Different moving averages (MAs) help us better identify trends across multiple time frames. We use 3 basic MAs to find out which sentiment dominates each horizon. The purple line represents the monthly , the green line the 6 months and the yellow line the annual moving average. According to all MAs, AUD/USD is in a bearish sentiment because it is below them. In the event of growth, the monthly MA could be the first important resistance for the exchange rate.
Since our last analysis, there have been more downward trends with a maximum of 3 consecutive days. However, the total maximum in the measured period is 11 days. The upward trends did not exceed more than 4 days in the same period with a maximum in the total measured period of 7 days. We could use the average long-term ATR (Average True Range) obtained from daily data (0.96% ) to estimate Stop Loss orders for our positions. The current value is 0.78 %, which is almost an average value. Approximately 90% confidence interval (return between -1.2% and 1.2% ) is shown in the histogram below by a red rectangle.
We could use the last decile of low to high returns (1.75% ) to estimate Profit Targets, as shown in the chart below.

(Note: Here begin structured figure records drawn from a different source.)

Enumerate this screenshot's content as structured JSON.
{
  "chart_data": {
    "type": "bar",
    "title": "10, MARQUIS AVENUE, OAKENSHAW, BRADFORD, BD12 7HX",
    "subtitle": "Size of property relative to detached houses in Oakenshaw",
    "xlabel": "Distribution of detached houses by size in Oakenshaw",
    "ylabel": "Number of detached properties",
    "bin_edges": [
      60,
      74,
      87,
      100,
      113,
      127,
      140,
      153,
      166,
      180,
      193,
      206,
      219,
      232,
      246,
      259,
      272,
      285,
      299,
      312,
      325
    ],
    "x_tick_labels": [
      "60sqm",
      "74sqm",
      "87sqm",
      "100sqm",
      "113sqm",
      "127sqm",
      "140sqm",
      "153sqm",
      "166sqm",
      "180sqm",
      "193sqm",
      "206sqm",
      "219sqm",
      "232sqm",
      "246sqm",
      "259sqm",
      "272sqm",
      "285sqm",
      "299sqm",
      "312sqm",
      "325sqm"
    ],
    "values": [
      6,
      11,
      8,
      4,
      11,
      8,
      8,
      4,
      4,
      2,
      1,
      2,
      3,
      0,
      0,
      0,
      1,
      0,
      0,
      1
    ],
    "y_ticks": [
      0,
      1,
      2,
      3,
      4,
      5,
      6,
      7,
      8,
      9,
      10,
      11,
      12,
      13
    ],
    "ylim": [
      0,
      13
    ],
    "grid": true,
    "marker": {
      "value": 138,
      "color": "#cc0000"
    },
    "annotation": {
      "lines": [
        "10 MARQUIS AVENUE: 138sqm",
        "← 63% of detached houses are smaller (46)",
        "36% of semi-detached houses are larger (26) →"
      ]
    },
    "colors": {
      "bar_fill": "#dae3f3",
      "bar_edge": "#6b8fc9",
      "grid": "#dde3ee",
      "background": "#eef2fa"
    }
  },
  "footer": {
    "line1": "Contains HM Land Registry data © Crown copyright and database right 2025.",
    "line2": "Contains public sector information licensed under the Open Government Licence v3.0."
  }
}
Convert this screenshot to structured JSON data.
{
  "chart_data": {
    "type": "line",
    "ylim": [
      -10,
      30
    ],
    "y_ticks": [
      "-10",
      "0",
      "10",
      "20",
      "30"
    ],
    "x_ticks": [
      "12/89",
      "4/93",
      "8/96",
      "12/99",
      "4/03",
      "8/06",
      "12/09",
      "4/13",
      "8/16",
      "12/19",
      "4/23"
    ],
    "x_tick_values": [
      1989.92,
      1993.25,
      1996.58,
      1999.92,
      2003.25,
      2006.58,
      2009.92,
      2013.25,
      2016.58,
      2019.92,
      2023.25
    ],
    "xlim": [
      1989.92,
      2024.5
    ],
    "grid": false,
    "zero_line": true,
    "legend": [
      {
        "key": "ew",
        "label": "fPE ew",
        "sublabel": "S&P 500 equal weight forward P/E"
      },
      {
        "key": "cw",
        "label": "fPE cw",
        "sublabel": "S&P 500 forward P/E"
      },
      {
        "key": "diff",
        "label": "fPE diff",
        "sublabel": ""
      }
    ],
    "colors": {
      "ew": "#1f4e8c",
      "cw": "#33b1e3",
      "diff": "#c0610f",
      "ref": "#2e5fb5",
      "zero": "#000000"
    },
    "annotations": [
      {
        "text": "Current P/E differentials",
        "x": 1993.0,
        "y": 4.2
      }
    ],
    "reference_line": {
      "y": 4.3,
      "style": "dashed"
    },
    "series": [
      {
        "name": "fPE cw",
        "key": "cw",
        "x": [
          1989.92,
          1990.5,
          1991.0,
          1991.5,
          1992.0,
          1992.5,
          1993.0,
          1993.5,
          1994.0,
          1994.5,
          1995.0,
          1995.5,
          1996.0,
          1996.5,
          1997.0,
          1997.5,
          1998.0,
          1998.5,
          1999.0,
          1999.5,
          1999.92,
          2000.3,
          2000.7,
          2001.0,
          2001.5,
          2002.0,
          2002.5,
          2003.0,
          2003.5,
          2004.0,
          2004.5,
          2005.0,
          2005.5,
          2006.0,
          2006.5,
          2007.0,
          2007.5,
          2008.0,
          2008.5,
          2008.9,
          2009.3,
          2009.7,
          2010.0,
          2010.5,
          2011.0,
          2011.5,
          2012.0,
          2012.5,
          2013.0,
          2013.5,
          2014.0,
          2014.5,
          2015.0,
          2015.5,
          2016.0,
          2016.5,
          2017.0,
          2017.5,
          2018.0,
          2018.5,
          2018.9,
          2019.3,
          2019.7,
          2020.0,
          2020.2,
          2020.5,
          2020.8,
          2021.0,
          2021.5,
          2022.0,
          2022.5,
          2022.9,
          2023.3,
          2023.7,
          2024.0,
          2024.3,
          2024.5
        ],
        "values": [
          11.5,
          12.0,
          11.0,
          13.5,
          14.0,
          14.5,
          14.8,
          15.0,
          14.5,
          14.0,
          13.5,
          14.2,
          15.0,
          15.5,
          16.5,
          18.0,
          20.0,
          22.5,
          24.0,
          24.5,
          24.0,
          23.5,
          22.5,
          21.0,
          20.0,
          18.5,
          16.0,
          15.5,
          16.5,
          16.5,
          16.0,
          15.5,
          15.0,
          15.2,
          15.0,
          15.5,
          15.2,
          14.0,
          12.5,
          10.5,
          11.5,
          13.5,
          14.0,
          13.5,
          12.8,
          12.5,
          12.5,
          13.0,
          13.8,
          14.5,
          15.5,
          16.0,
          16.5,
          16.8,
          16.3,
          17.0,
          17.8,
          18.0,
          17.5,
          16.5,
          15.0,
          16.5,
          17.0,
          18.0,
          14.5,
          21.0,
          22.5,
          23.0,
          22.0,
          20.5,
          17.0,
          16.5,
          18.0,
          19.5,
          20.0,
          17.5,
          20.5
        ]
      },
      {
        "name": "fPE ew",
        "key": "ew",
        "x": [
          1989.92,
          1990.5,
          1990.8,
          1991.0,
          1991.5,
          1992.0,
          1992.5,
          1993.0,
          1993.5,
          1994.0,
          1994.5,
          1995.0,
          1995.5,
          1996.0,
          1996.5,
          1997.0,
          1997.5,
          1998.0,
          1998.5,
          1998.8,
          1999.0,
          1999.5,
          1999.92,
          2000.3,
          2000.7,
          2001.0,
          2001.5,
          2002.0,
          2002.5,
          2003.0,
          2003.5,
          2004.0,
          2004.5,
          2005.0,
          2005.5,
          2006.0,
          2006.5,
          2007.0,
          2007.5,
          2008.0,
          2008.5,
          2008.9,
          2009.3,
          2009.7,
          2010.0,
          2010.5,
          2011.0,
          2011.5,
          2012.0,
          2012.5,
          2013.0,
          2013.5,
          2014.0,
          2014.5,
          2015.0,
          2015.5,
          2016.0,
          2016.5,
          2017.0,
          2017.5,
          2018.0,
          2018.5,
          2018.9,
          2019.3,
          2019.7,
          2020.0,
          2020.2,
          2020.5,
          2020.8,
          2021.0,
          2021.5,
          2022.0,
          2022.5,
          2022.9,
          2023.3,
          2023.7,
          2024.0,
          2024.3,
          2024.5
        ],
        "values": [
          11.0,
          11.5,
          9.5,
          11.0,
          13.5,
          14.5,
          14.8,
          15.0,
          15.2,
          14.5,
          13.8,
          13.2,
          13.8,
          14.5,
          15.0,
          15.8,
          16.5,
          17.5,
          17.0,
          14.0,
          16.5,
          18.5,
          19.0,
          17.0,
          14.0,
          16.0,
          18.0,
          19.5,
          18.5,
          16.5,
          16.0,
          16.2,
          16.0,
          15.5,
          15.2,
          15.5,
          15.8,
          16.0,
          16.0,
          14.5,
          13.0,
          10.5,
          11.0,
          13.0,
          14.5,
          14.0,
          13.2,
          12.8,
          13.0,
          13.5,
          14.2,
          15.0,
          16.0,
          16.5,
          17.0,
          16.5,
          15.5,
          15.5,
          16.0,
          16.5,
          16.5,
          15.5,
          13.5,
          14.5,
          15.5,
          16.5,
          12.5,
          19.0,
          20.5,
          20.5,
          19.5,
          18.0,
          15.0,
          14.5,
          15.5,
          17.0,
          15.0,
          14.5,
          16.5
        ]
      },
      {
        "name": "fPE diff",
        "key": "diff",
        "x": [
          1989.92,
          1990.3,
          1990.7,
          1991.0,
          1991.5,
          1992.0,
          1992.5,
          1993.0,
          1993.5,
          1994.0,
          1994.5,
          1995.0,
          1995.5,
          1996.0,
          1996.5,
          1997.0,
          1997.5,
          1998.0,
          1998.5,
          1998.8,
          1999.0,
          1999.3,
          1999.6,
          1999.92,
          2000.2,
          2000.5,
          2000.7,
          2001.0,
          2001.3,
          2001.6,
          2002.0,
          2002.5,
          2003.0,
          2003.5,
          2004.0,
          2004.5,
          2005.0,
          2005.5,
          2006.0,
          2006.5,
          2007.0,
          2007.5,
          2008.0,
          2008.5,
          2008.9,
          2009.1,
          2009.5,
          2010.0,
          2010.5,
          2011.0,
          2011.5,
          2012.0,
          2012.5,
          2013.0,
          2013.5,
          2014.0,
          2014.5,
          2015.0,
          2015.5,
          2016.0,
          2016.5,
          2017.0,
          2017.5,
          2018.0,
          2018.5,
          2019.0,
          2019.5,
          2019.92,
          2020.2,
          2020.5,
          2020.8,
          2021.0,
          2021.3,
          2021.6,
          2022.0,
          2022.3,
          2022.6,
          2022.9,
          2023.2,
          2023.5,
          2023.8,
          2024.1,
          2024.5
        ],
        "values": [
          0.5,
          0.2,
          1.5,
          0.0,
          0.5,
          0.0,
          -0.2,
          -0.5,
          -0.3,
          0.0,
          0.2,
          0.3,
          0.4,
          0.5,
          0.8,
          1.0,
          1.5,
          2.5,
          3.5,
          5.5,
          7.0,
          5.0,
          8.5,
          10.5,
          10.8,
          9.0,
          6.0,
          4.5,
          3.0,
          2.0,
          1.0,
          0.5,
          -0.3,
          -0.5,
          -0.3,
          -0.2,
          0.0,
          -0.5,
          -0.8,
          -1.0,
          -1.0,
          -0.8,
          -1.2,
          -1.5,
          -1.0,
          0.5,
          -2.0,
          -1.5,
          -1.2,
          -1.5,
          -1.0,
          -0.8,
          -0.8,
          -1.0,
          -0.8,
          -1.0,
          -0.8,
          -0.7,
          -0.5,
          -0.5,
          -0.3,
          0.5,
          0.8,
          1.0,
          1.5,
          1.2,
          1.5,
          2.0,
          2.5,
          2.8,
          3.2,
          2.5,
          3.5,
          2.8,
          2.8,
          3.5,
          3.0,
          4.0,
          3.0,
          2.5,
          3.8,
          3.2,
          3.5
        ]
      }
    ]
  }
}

Basic technical analysis still supports short-term bearish sentiment as the exchange rate creates lower lows and lower highs. This pair fell below an important psychological level of 0.7600 last month. It is currently also below the 0.7400 level, where is also the Fibonacci retracement level of 23.60% . However, we can also clearly see the bullish divergence between the market price and the RSI. In the event of a further decline, the demand zone (green rectangle) with the Fibonacci retracement level of 38.20% and the psychological level of 0.7000 could be important for bulls.